The fix changed the decisive-review logic for bot fix PRs:
- carry-over (unresolved findings from the previous review) at severity ≥ high → block (confirm they were actually fixed)
- new findings block only if they're blockers (the fix introduced a new critical problem)
- new findings below critical are recorded inline / in the body but the PR is APPROVED
Behavior on human PRs (COMMENT only, never auto-block) is unchanged. Only for bot fix PRs did we make the judgment favor convergence.
The point: a perfectionist reviewer never converges. If you raise a new minor finding at full marks on every round, the PR never closes. Anchor on "was the previous serious finding resolved", record new minor ones but let them through. Designing the review bar so the review can stop.
Takeaway: termination is guaranteed by the architecture, not the model
When AI is both author and reviewer, the architecture's job is to guarantee termination and bound cost. No amount of model intelligence guarantees that. The wiring does.
The five cuts in Orange:
- Handoff fires at merge, not at finding-time (unmerged PRs have zero downstream cost)

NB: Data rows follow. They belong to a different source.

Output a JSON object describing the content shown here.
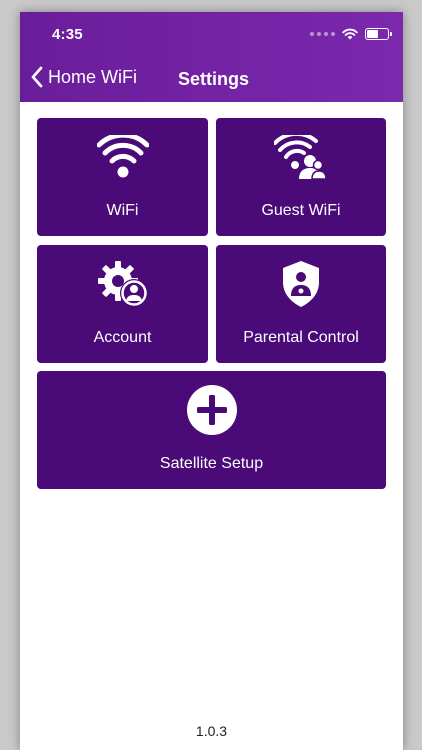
{
  "status_bar": {
    "time": "4:35"
  },
  "nav": {
    "back_label": "Home WiFi",
    "title": "Settings"
  },
  "tiles": [
    {
      "label": "WiFi",
      "icon": "wifi-icon"
    },
    {
      "label": "Guest WiFi",
      "icon": "guest-wifi-icon"
    },
    {
      "label": "Account",
      "icon": "account-gear-icon"
    },
    {
      "label": "Parental Control",
      "icon": "shield-person-icon"
    },
    {
      "label": "Satellite Setup",
      "icon": "plus-circle-icon"
    }
  ],
  "footer": {
    "version": "1.0.3"
  },
  "colors": {
    "header": "#7326a6",
    "tile": "#4a0a78",
    "text_on_tile": "#ffffff"
  }
}
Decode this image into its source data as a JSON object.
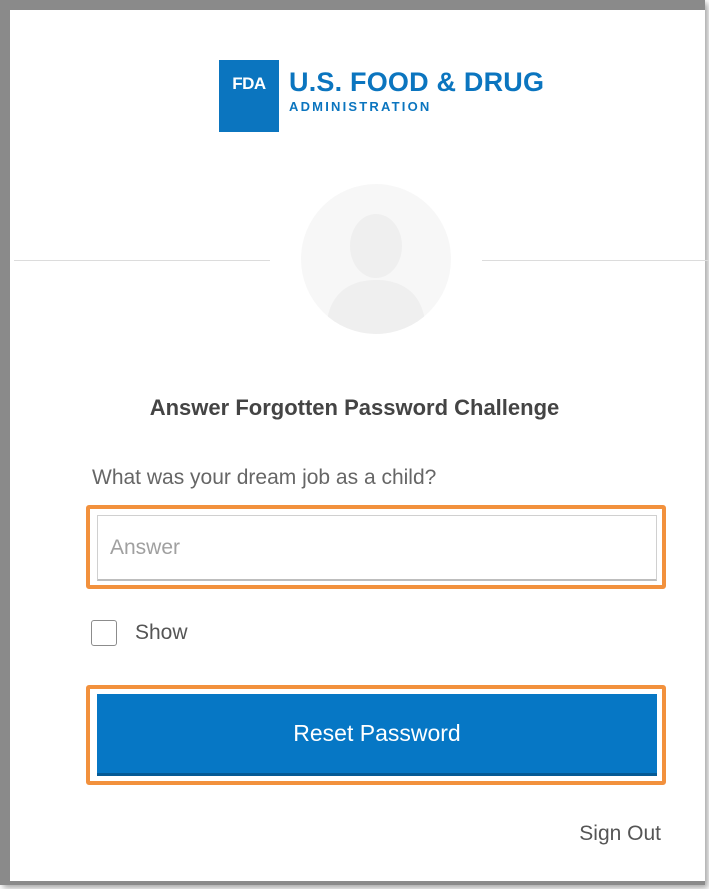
{
  "logo": {
    "mark": "FDA",
    "title": "U.S. FOOD & DRUG",
    "subtitle": "ADMINISTRATION",
    "color": "#0b75bf"
  },
  "avatar": {
    "icon": "user-silhouette-icon"
  },
  "form": {
    "title": "Answer Forgotten Password Challenge",
    "question": "What was your dream job as a child?",
    "answer_value": "",
    "answer_placeholder": "Answer",
    "show_label": "Show",
    "show_checked": false,
    "reset_label": "Reset Password",
    "button_color": "#0677c5",
    "highlight_color": "#f2913d"
  },
  "footer": {
    "sign_out_label": "Sign Out"
  }
}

- Bot-authored PRs are excluded from auto-handoff (the direct loop cut)
- Findings from verify runs aren't handed off
- A handed-off finding is never dispatched twice (idempotency)
- A human-queued finding crosses the guard (escape hatch)
And two we added after hitting them:
- Findings in the same file coalesce into one task (avoid self-deadlock)
- Bot fix PR review blocks only on carry-over high + new blockers (favor convergence)
Run "AI writes code" in production and you always hit "who reviews it." If you let AI review it too, you have to design the stopping mechanism as part of the deal — otherwise it fixes forever, the cost diverges, or it deadlocks itself.
Orange Codens builds all of this into the product.